干潟には生物を育てる大きな力がある。いま名古屋市では、これらを失う悪影響を過小評価し、科学的な議論をせずに事業をすすめる判断を下そうとしている。これは、次世代に豊な自然環境を残していくことを定めた、ラムサール条約や環境基本法などの存在を無視する行為に等しい。
総合的な判断のためにはあらたな検討機関が必要
2月12日の名古屋市のアセスメント審査会では、さまざまな議論が続いているにもかかわらず、答申がまとめられてしまった。
その中では、「環境への影響は明白」という記述がある一方、計画は認めるという矛盾した答申になっている。ゴミ処分場の期限が迫っていることを理由に、今後も十分な科学的検討がなされないまま可否の判断が下されるおそれが極めて高い。
アセスメント準備書では十分調べられていないため、影響を判断できないとされた春季の渡り鳥の詳細な実態も、計画をすすめながら調べるとのことである。しかし、調査結果が事業に生かされる段階で実施しなければ自然保護には役立たない。妥協案として人工干潟つくりも出されているが、干潟がもつ機能や、長い時間をかけて育まれた個性的な生物群集のもつ歴史性は、造成地では代替できない。

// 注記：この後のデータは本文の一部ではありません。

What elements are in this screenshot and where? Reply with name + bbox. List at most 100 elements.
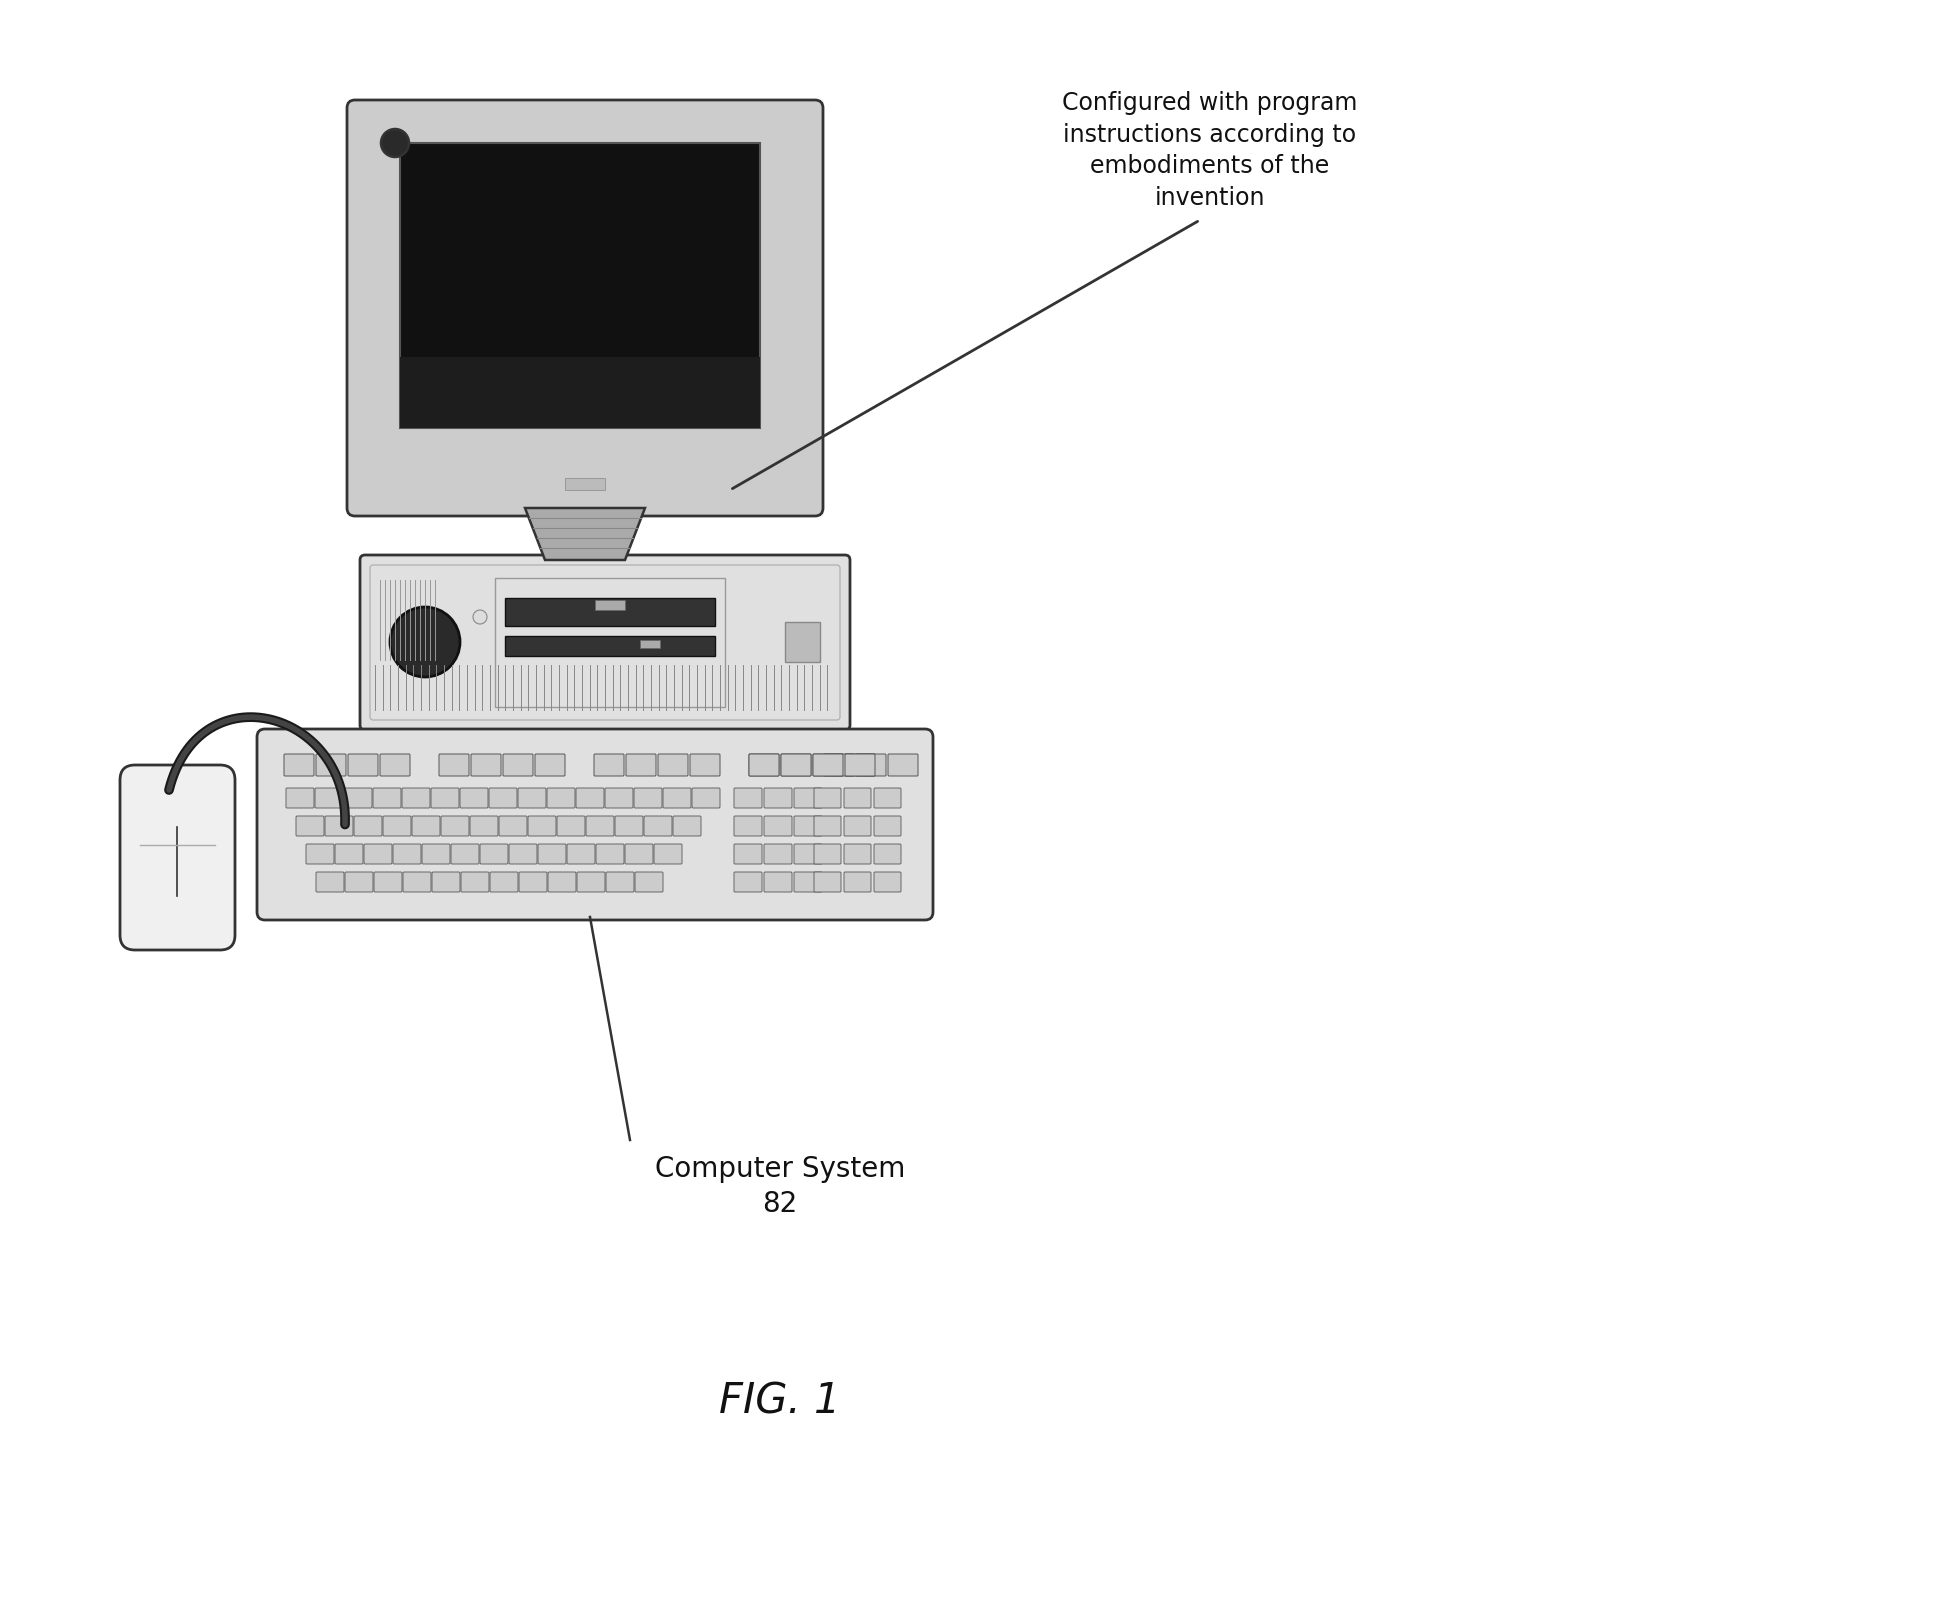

藤前干潟はかけがえのない自然である。この干潟の運命についてどのような判断を下すにせよ、判断を下す者にはその判断の根拠と結論に至る過程を国民に説明する義務がある。千葉県では、東京湾三番瀬の埋め立て計画をめぐり、専門家による「環境会議」を設けて検討をゆだねている。名古屋市でもこのような機関を設けるべきであり、環境庁も干潟を保護すべきと考えるならば、このような機関を自らつくる、ないしはその実現を働きかけるべきである。そのうえで、その結果を正しく反映させた判断が下されなければならない。